In March of 1883, the editor of the Canadian Post called out rival paper, the Warder, for spreading fake news. In a column titled, “A Specimen Warder Lie,” the Post reprinted the paragraph of “untruthfulness” and followed with a cheeky rebuttal.
The Fenelon Falls Gazette asks . . . us to say why the Dominion government took so deep an interest in the counties of Victoria and Peterboro as to vote $390,000 for Trent navigation on the eve of an election. This is easily answered. The Dominion government DID NOT VOTE A CENT OF THE MONEY TILL AFTER THE ELECTION WAS OVER AND DONE, and had Mr. Keith been returned instead of Mr. H. Cameron there never would have been a cent granted to this day. [Warder, Feb 23.]
This above is a characteristic specimen of the Warder’s unblushing mendacity. We are amazed that even the Warder should venture on a statement the untruthfulness of which is patent to everyone. It is perfectly well-known that the sum in question was voted in the session of 1882, prior to the elections, and for the express purpose of influencing the ten or twelve ridings along the line of the work. The Warder could not possibly have been so hopelessly ignorant as not to know this fact. Stand up, there, Ananias, and declare on Mr. Fee’s affidavit whether you did, or did not, knowingly tell a lie in the above paragraph.
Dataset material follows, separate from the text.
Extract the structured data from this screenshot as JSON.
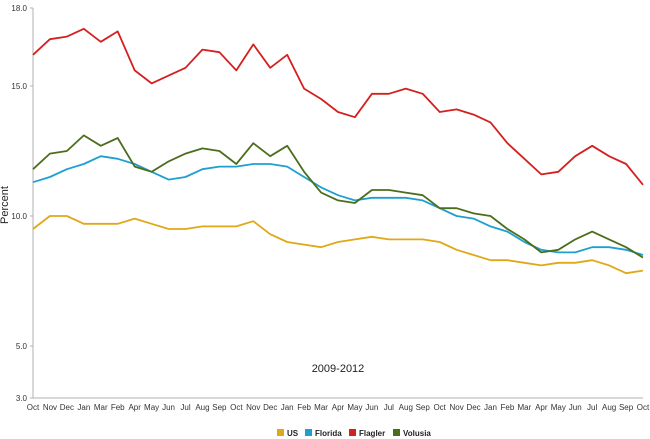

The Canadian Post, Friday, March 2, 1883.
In fact, the Post called out the Warder for spreading lies on more than one occasion, and editor Sir Sam Hughes even faced charges of slander.
Fake news has been around forever. It is the reason we need ethics in journalism and diverse newspapers and not a single conglomerate controlling all media. Imagine if the Warder had been the only newspaper in 1883.